There are many reasons to meditate regularly. A person who meditates frequently can lower their “real age” over biological age, increase their lifespan, reduce stress levels, increase mental clarity, improve concentration, and maintain a healthy body.
After teaching Yoga and meditation for over 5 years, I have concluded that people are generally too busy to meditate for 30 minutes or more once or twice per day. Most people don’t even have 15 minutes to meditate in a day. They are either super-busy or grow bored with their meditations. This is why I have formulated the ultimate short meditation technique. I call it Microdynamic Meditation or the 7-Minute-Meditation.
Even in this short duration, you can reap great benefit.

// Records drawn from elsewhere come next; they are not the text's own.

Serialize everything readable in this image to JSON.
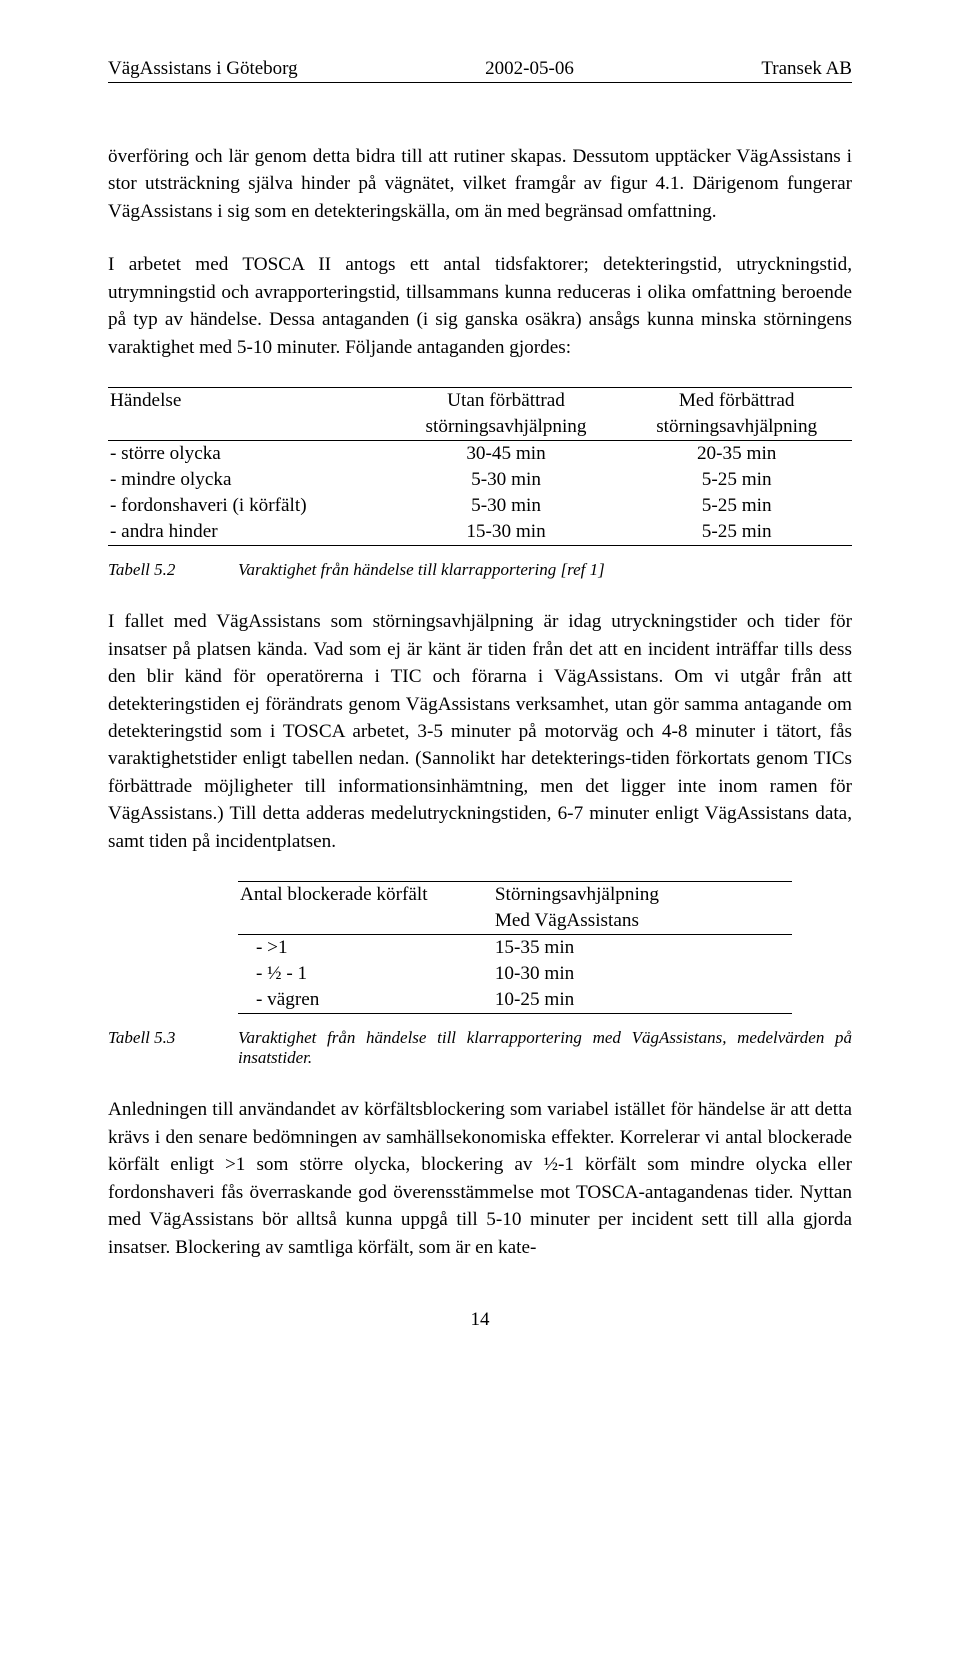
{
  "header": {
    "left": "VägAssistans i Göteborg",
    "center": "2002-05-06",
    "right": "Transek AB"
  },
  "para1": "överföring och lär genom detta bidra till att rutiner skapas. Dessutom upptäcker VägAssistans i stor utsträckning själva hinder på vägnätet, vilket framgår av figur 4.1. Därigenom fungerar VägAssistans i sig som en detekteringskälla, om än med begränsad omfattning.",
  "para2": "I arbetet med TOSCA II antogs ett antal tidsfaktorer; detekteringstid, utryckningstid, utrymningstid och avrapporteringstid, tillsammans kunna reduceras i olika omfattning beroende på typ av händelse. Dessa antaganden (i sig ganska osäkra) ansågs kunna minska störningens varaktighet med 5-10 minuter. Följande antaganden gjordes:",
  "table1": {
    "columns": [
      "Händelse",
      "Utan förbättrad",
      "Med förbättrad"
    ],
    "subcolumns": [
      "",
      "störningsavhjälpning",
      "störningsavhjälpning"
    ],
    "rows": [
      [
        "- större olycka",
        "30-45 min",
        "20-35 min"
      ],
      [
        "- mindre olycka",
        "5-30 min",
        "5-25 min"
      ],
      [
        "- fordonshaveri (i körfält)",
        "5-30 min",
        "5-25 min"
      ],
      [
        "- andra hinder",
        "15-30 min",
        "5-25 min"
      ]
    ]
  },
  "caption1": {
    "label": "Tabell 5.2",
    "text": "Varaktighet från händelse till klarrapportering [ref 1]"
  },
  "para3": "I fallet med VägAssistans som störningsavhjälpning är idag utryckningstider och tider för insatser på platsen kända. Vad som ej är känt är tiden från det att en incident inträffar tills dess den blir känd för operatörerna i TIC och förarna i VägAssistans. Om vi utgår från att detekteringstiden ej förändrats genom VägAssistans verksamhet, utan gör samma antagande om detekteringstid som i TOSCA arbetet, 3-5 minuter på motorväg och 4-8 minuter i tätort, fås varaktighetstider enligt tabellen nedan. (Sannolikt har detekterings-tiden förkortats genom TICs förbättrade möjligheter till informationsinhämtning, men det ligger inte inom ramen för VägAssistans.) Till detta adderas medelutryckningstiden, 6-7 minuter enligt VägAssistans data, samt tiden på incidentplatsen.",
  "table2": {
    "columns": [
      "Antal blockerade körfält",
      "Störningsavhjälpning"
    ],
    "subcolumns": [
      "",
      "Med VägAssistans"
    ],
    "rows": [
      [
        "-   >1",
        "15-35 min"
      ],
      [
        "-   ½ - 1",
        "10-30 min"
      ],
      [
        "-   vägren",
        "10-25 min"
      ]
    ]
  },
  "caption2": {
    "label": "Tabell 5.3",
    "text": "Varaktighet från händelse till klarrapportering med VägAssistans, medelvärden på insatstider."
  },
  "para4": "Anledningen till användandet av körfältsblockering som variabel istället för händelse är att detta krävs i den senare bedömningen av samhällsekonomiska effekter. Korrelerar vi antal blockerade körfält enligt >1 som större olycka, blockering av ½-1 körfält som mindre olycka eller fordonshaveri fås överraskande god överensstämmelse mot TOSCA-antagandenas tider. Nyttan med VägAssistans bör alltså kunna uppgå till 5-10 minuter per incident sett till alla gjorda insatser. Blockering av samtliga körfält, som är en kate-",
  "pageNumber": "14"
}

To meditate in 7 minutes or less, follow these 4 easy steps:
Stretching: The meditator sits on their right foot with the heel pressing the perineum with the left leg extended. Inhale deeply then exhale while going down to touch the left knee with the forehead. Then grab the soles with both hands. The student should complete this 3 times before exchanging legs. Exchange legs and do it 3 times with the right leg.

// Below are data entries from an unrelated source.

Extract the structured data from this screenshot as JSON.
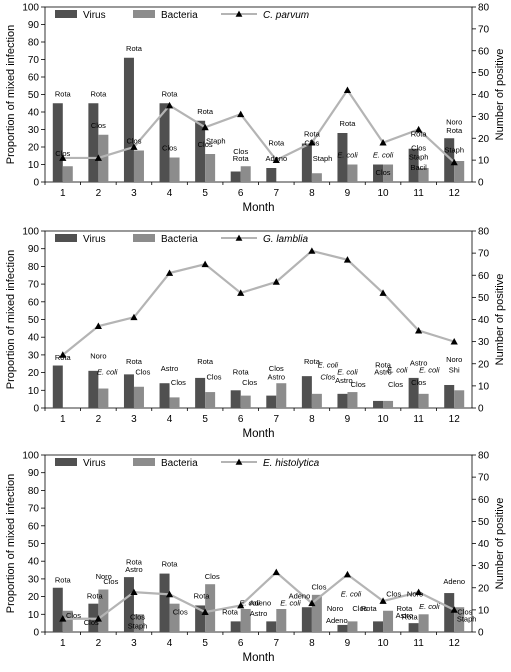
{
  "chart_data": [
    {
      "type": "bar",
      "title": "",
      "categories": [
        "1",
        "2",
        "3",
        "4",
        "5",
        "6",
        "7",
        "8",
        "9",
        "10",
        "11",
        "12"
      ],
      "xlabel": "Month",
      "ylabel": "Proportion of mixed infection",
      "y2label": "Number of positive",
      "ylim": [
        0,
        100
      ],
      "y2lim": [
        0,
        80
      ],
      "yticks": [
        0,
        10,
        20,
        30,
        40,
        50,
        60,
        70,
        80,
        90,
        100
      ],
      "y2ticks": [
        0,
        10,
        20,
        30,
        40,
        50,
        60,
        70,
        80
      ],
      "legend": {
        "position": "top-left",
        "entries": [
          "Virus",
          "Bacteria",
          "C. parvum"
        ],
        "italic": [
          false,
          false,
          true
        ]
      },
      "series": [
        {
          "name": "Virus",
          "kind": "bar",
          "color": "#505050",
          "values": [
            45,
            45,
            71,
            45,
            35,
            6,
            8,
            22,
            28,
            10,
            19,
            25
          ]
        },
        {
          "name": "Bacteria",
          "kind": "bar",
          "color": "#8c8c8c",
          "values": [
            9,
            27,
            18,
            14,
            16,
            9,
            0,
            5,
            10,
            10,
            8,
            12
          ]
        },
        {
          "name": "C. parvum",
          "kind": "line",
          "axis": "right",
          "color": "#b4b4b4",
          "values": [
            11,
            11,
            16,
            35,
            25,
            31,
            10,
            18,
            42,
            18,
            24,
            9
          ]
        }
      ],
      "annotations": [
        {
          "text": "Rota",
          "month": 1,
          "y": 49
        },
        {
          "text": "Clos",
          "month": 1,
          "y": 15
        },
        {
          "text": "Rota",
          "month": 2,
          "y": 49
        },
        {
          "text": "Clos",
          "month": 2,
          "y": 31
        },
        {
          "text": "Rota",
          "month": 3,
          "y": 75
        },
        {
          "text": "Clos",
          "month": 3,
          "y": 22
        },
        {
          "text": "Rota",
          "month": 4,
          "y": 49
        },
        {
          "text": "Clos",
          "month": 4,
          "y": 18
        },
        {
          "text": "Rota",
          "month": 5,
          "y": 39
        },
        {
          "text": "Clos",
          "month": 5,
          "y": 20
        },
        {
          "text": "Staph",
          "month": 5,
          "y": 22,
          "dx": 0.3
        },
        {
          "text": "Rota",
          "month": 6,
          "y": 12
        },
        {
          "text": "Clos",
          "month": 6,
          "y": 16
        },
        {
          "text": "Rota",
          "month": 7,
          "y": 21
        },
        {
          "text": "Adeno",
          "month": 7,
          "y": 12
        },
        {
          "text": "Rota",
          "month": 8,
          "y": 26
        },
        {
          "text": "Clos",
          "month": 8,
          "y": 21
        },
        {
          "text": "Staph",
          "month": 8,
          "y": 12,
          "dx": 0.3
        },
        {
          "text": "Rota",
          "month": 9,
          "y": 32
        },
        {
          "text": "E. coli",
          "month": 9,
          "y": 14,
          "italic": true
        },
        {
          "text": "E. coli",
          "month": 10,
          "y": 14,
          "italic": true
        },
        {
          "text": "Clos",
          "month": 10,
          "y": 4
        },
        {
          "text": "Rota",
          "month": 11,
          "y": 26
        },
        {
          "text": "Clos",
          "month": 11,
          "y": 18
        },
        {
          "text": "Staph",
          "month": 11,
          "y": 13
        },
        {
          "text": "Bacil",
          "month": 11,
          "y": 7
        },
        {
          "text": "Noro",
          "month": 12,
          "y": 33
        },
        {
          "text": "Rota",
          "month": 12,
          "y": 28
        },
        {
          "text": "Staph",
          "month": 12,
          "y": 17
        }
      ]
    },
    {
      "type": "bar",
      "title": "",
      "categories": [
        "1",
        "2",
        "3",
        "4",
        "5",
        "6",
        "7",
        "8",
        "9",
        "10",
        "11",
        "12"
      ],
      "xlabel": "Month",
      "ylabel": "Proportion of mixed infection",
      "y2label": "Number of positive",
      "ylim": [
        0,
        100
      ],
      "y2lim": [
        0,
        80
      ],
      "yticks": [
        0,
        10,
        20,
        30,
        40,
        50,
        60,
        70,
        80,
        90,
        100
      ],
      "y2ticks": [
        0,
        10,
        20,
        30,
        40,
        50,
        60,
        70,
        80
      ],
      "legend": {
        "position": "top-left",
        "entries": [
          "Virus",
          "Bacteria",
          "G. lamblia"
        ],
        "italic": [
          false,
          false,
          true
        ]
      },
      "series": [
        {
          "name": "Virus",
          "kind": "bar",
          "color": "#505050",
          "values": [
            24,
            21,
            19,
            14,
            17,
            10,
            7,
            18,
            8,
            4,
            17,
            13
          ]
        },
        {
          "name": "Bacteria",
          "kind": "bar",
          "color": "#8c8c8c",
          "values": [
            0,
            11,
            12,
            6,
            9,
            7,
            14,
            8,
            9,
            4,
            8,
            10
          ]
        },
        {
          "name": "G. lamblia",
          "kind": "line",
          "axis": "right",
          "color": "#b4b4b4",
          "values": [
            24,
            37,
            41,
            61,
            65,
            52,
            57,
            71,
            67,
            52,
            35,
            30
          ]
        }
      ],
      "annotations": [
        {
          "text": "Rota",
          "month": 1,
          "y": 27
        },
        {
          "text": "Noro",
          "month": 2,
          "y": 28
        },
        {
          "text": "E. coli",
          "month": 2,
          "y": 19,
          "italic": true,
          "dx": 0.25
        },
        {
          "text": "Rota",
          "month": 3,
          "y": 25
        },
        {
          "text": "Clos",
          "month": 3,
          "y": 19,
          "dx": 0.25
        },
        {
          "text": "Astro",
          "month": 4,
          "y": 21
        },
        {
          "text": "Clos",
          "month": 4,
          "y": 13,
          "dx": 0.25
        },
        {
          "text": "Rota",
          "month": 5,
          "y": 25
        },
        {
          "text": "Clos",
          "month": 5,
          "y": 16,
          "dx": 0.25
        },
        {
          "text": "Rota",
          "month": 6,
          "y": 19
        },
        {
          "text": "Clos",
          "month": 6,
          "y": 13,
          "dx": 0.25
        },
        {
          "text": "Clos",
          "month": 7,
          "y": 21
        },
        {
          "text": "Astro",
          "month": 7,
          "y": 16
        },
        {
          "text": "Rota",
          "month": 8,
          "y": 25
        },
        {
          "text": "E. coli",
          "month": 8,
          "y": 23,
          "italic": true,
          "dx": 0.45
        },
        {
          "text": "Clos",
          "month": 8,
          "y": 16,
          "italic": true,
          "dx": 0.45
        },
        {
          "text": "E. coli",
          "month": 9,
          "y": 19,
          "italic": true
        },
        {
          "text": "Astro",
          "month": 9,
          "y": 14,
          "dx": -0.1
        },
        {
          "text": "Clos",
          "month": 9,
          "y": 12,
          "dx": 0.3
        },
        {
          "text": "Rota",
          "month": 10,
          "y": 23
        },
        {
          "text": "Astro",
          "month": 10,
          "y": 19
        },
        {
          "text": "E. coli",
          "month": 10,
          "y": 20,
          "italic": true,
          "dx": 0.4
        },
        {
          "text": "Clos",
          "month": 10,
          "y": 12,
          "dx": 0.35
        },
        {
          "text": "Astro",
          "month": 11,
          "y": 24
        },
        {
          "text": "E. coli",
          "month": 11,
          "y": 20,
          "italic": true,
          "dx": 0.3
        },
        {
          "text": "Clos",
          "month": 11,
          "y": 13
        },
        {
          "text": "Noro",
          "month": 12,
          "y": 26
        },
        {
          "text": "Shi",
          "month": 12,
          "y": 20
        }
      ]
    },
    {
      "type": "bar",
      "title": "",
      "categories": [
        "1",
        "2",
        "3",
        "4",
        "5",
        "6",
        "7",
        "8",
        "9",
        "10",
        "11",
        "12"
      ],
      "xlabel": "Month",
      "ylabel": "Proportion of mixed infection",
      "y2label": "Number of positive",
      "ylim": [
        0,
        100
      ],
      "y2lim": [
        0,
        80
      ],
      "yticks": [
        0,
        10,
        20,
        30,
        40,
        50,
        60,
        70,
        80,
        90,
        100
      ],
      "y2ticks": [
        0,
        10,
        20,
        30,
        40,
        50,
        60,
        70,
        80
      ],
      "legend": {
        "position": "top-left",
        "entries": [
          "Virus",
          "Bacteria",
          "E. histolytica"
        ],
        "italic": [
          false,
          false,
          true
        ]
      },
      "series": [
        {
          "name": "Virus",
          "kind": "bar",
          "color": "#505050",
          "values": [
            25,
            16,
            31,
            33,
            15,
            6,
            6,
            14,
            4,
            6,
            5,
            22
          ]
        },
        {
          "name": "Bacteria",
          "kind": "bar",
          "color": "#8c8c8c",
          "values": [
            12,
            24,
            10,
            16,
            27,
            13,
            13,
            21,
            6,
            12,
            10,
            14
          ]
        },
        {
          "name": "E. histolytica",
          "kind": "line",
          "axis": "right",
          "color": "#b4b4b4",
          "values": [
            6,
            6,
            18,
            17,
            9,
            12,
            27,
            13,
            26,
            14,
            18,
            10
          ]
        }
      ],
      "annotations": [
        {
          "text": "Rota",
          "month": 1,
          "y": 28
        },
        {
          "text": "Clos",
          "month": 1,
          "y": 8,
          "dx": 0.3
        },
        {
          "text": "Noro",
          "month": 2,
          "y": 30,
          "dx": 0.15
        },
        {
          "text": "Rota",
          "month": 2,
          "y": 19,
          "dx": -0.1
        },
        {
          "text": "Clos",
          "month": 2,
          "y": 27,
          "dx": 0.35
        },
        {
          "text": "Clos",
          "month": 2,
          "y": 4,
          "dx": -0.2
        },
        {
          "text": "Rota",
          "month": 3,
          "y": 38
        },
        {
          "text": "Astro",
          "month": 3,
          "y": 34
        },
        {
          "text": "Clos",
          "month": 3,
          "y": 7,
          "dx": 0.1
        },
        {
          "text": "Staph",
          "month": 3,
          "y": 2,
          "dx": 0.1
        },
        {
          "text": "Rota",
          "month": 4,
          "y": 37
        },
        {
          "text": "Clos",
          "month": 4,
          "y": 10,
          "dx": 0.3
        },
        {
          "text": "Clos",
          "month": 5,
          "y": 30,
          "dx": 0.2
        },
        {
          "text": "Rota",
          "month": 5,
          "y": 19,
          "dx": -0.1
        },
        {
          "text": "Rota",
          "month": 6,
          "y": 10,
          "dx": -0.3
        },
        {
          "text": "E. coli",
          "month": 6,
          "y": 15,
          "italic": true,
          "dx": 0.25
        },
        {
          "text": "Adeno",
          "month": 7,
          "y": 15,
          "dx": -0.45
        },
        {
          "text": "Astro",
          "month": 7,
          "y": 9,
          "dx": -0.5
        },
        {
          "text": "E. coli",
          "month": 7,
          "y": 15,
          "italic": true,
          "dx": 0.4
        },
        {
          "text": "Adeno",
          "month": 8,
          "y": 19,
          "dx": -0.35
        },
        {
          "text": "Clos",
          "month": 8,
          "y": 24,
          "dx": 0.2
        },
        {
          "text": "Noro",
          "month": 9,
          "y": 12,
          "dx": -0.35
        },
        {
          "text": "Adeno",
          "month": 9,
          "y": 5,
          "dx": -0.3
        },
        {
          "text": "E. coli",
          "month": 9,
          "y": 20,
          "italic": true,
          "dx": 0.1
        },
        {
          "text": "Clos",
          "month": 9,
          "y": 12,
          "dx": 0.35
        },
        {
          "text": "Rota",
          "month": 10,
          "y": 12,
          "dx": -0.4
        },
        {
          "text": "Clos",
          "month": 10,
          "y": 20,
          "dx": 0.3
        },
        {
          "text": "Rota",
          "month": 10,
          "y": 12,
          "dx": 0.6
        },
        {
          "text": "Astro",
          "month": 10,
          "y": 8,
          "dx": 0.6
        },
        {
          "text": "Noro",
          "month": 11,
          "y": 20,
          "dx": -0.1
        },
        {
          "text": "E. coli",
          "month": 11,
          "y": 13,
          "italic": true,
          "dx": 0.3
        },
        {
          "text": "Rota",
          "month": 11,
          "y": 7,
          "dx": -0.25
        },
        {
          "text": "Adeno",
          "month": 12,
          "y": 27
        },
        {
          "text": "Clos",
          "month": 12,
          "y": 10,
          "dx": 0.3
        },
        {
          "text": "Staph",
          "month": 12,
          "y": 6,
          "dx": 0.35
        }
      ]
    }
  ]
}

Tense and Relax: The student, while seated in a comfortable meditation position with eyes closed, should breathe in slowly, tense every muscle of the body. All muscles from the crown of the head to the toes should be tense, flowing with prana. After holding the breath for a few seconds, the student slowly exhales, gradually releasing the tension from the top to the bottom. This exercise is completed in 3 to 4 cycles.

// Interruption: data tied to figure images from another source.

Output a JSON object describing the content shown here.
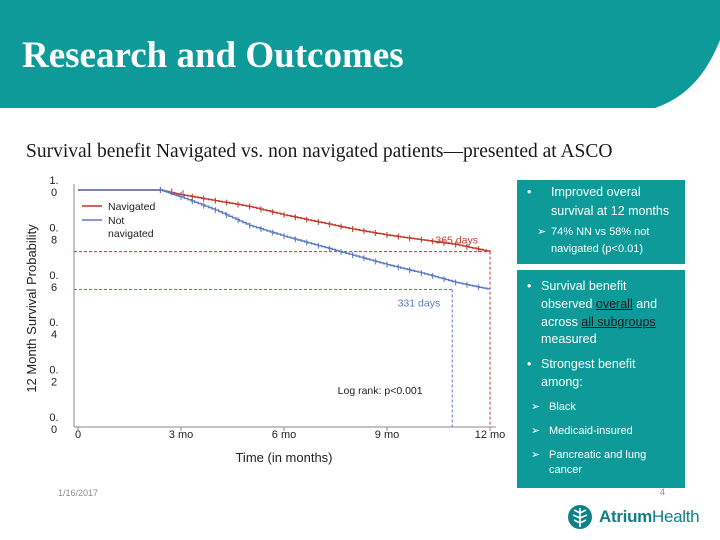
{
  "slide": {
    "title": "Research and Outcomes",
    "subtitle": "Survival benefit Navigated vs. non navigated patients—presented at ASCO",
    "date": "1/16/2017",
    "page_number": "4",
    "accent_color": "#0f9a9a",
    "logo": {
      "name_part1": "Atrium",
      "name_part2": "Health",
      "icon": "tree-leaf-icon"
    }
  },
  "chart_data": {
    "type": "line",
    "xlabel": "Time (in months)",
    "ylabel": "12 Month Survival Probability",
    "x_ticks": [
      "0",
      "3 mo",
      "6 mo",
      "9 mo",
      "12 mo"
    ],
    "x_tick_values": [
      0,
      3,
      6,
      9,
      12
    ],
    "y_ticks": [
      "1.0",
      "0.8",
      "0.6",
      "0.4",
      "0.2",
      "0.0"
    ],
    "y_tick_values": [
      1.0,
      0.8,
      0.6,
      0.4,
      0.2,
      0.0
    ],
    "xlim": [
      0,
      12
    ],
    "ylim": [
      0,
      1
    ],
    "legend_position": "top-left",
    "series": [
      {
        "name": "Navigated",
        "color": "#c0392b",
        "x": [
          0,
          2.4,
          3,
          4,
          5,
          6,
          7,
          8,
          9,
          10,
          11,
          12
        ],
        "y": [
          1.0,
          1.0,
          0.98,
          0.955,
          0.93,
          0.895,
          0.865,
          0.835,
          0.81,
          0.79,
          0.77,
          0.74
        ]
      },
      {
        "name": "Not navigated",
        "color": "#5b79c2",
        "x": [
          0,
          2.4,
          3,
          4,
          5,
          6,
          7,
          8,
          9,
          10,
          11,
          12
        ],
        "y": [
          1.0,
          1.0,
          0.97,
          0.915,
          0.85,
          0.805,
          0.765,
          0.725,
          0.685,
          0.65,
          0.61,
          0.58
        ]
      }
    ],
    "reference_lines": [
      {
        "label": "365 days",
        "y": 0.74,
        "x": 12,
        "color": "#c0392b"
      },
      {
        "label": "331 days",
        "y": 0.58,
        "x": 10.9,
        "color": "#5b79c2"
      }
    ],
    "annotation": "Log rank: p<0.001"
  },
  "panels": {
    "box1": {
      "bullet": "Improved overall survival at 12 months",
      "bullet_lines": [
        "Improved overal",
        "survival at 12 months"
      ],
      "sub_lines": [
        "74% NN vs 58% not",
        "navigated (p<0.01)"
      ]
    },
    "box2": {
      "bullet1_lines": [
        "Survival benefit"
      ],
      "bullet1_line2_prefix": "observed ",
      "bullet1_line2_hl": "overall",
      "bullet1_line2_suffix": " and",
      "bullet1_line3_prefix": "across ",
      "bullet1_line3_hl": "all subgroups",
      "bullet1_line4": "measured",
      "bullet2_lines": [
        "Strongest benefit",
        "among:"
      ],
      "sub_items": [
        "Black",
        "Medicaid-insured"
      ],
      "sub3_lines": [
        "Pancreatic and lung",
        "cancer"
      ]
    }
  }
}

Serpent’s Breath: The gaze of the eyes are focused very far forward, like six or seven blocks away in the darkness of closed eyes. Neither up nor down, just straight ahead. Imagine the spine as a hollow tube. Slowly inhale through the mouth producing the sound of “aaawww”. As the practitioner inhales a cool sensation ascending from the base of the spine to the medulla should be felt. Pausing for awhile, then the student slowly exhales through the mouth producing the sound of “eeeeee”. During the exhalation a warm descending sensation should be felt. It usually feels very soothing. That comprises 1 cycle.
The inhalation sounds much like a hurricane, and the exhalation produces a hissing sound like a snake. Hence the name, Serpent’s Breath.
The meditator should do 4 complete cycles. On the 5th inhalation, one should hold the breath slightly, then resume by slowly exhaling through the noise.
Hold the Breath: After exhaling the final breath, the meditator should steadily and silently maintain posture without an ounce of oxygen in the lungs. A beginner should hold their breath for 20-30 seconds, intermediate students should hold it for 45-60 seconds, and advanced practitioners for a minute or more. Regardless, when discomfort arises in the chest, lungs or neck, the practitioner should inhale slowly. As one perfects this meditation practice, it is acceptable to lengthen the interval without air in the lungs.
For spiritually-inclined individuals and religious followers, a nice end to this meditation is to sit silently in prayer, thanking the One Great Power.
I guarantee if you practice this technique regularly for a few weeks or longer, you’ll feel the benefits immensely as this meditation is one of the most powerful meditative regimens in the world.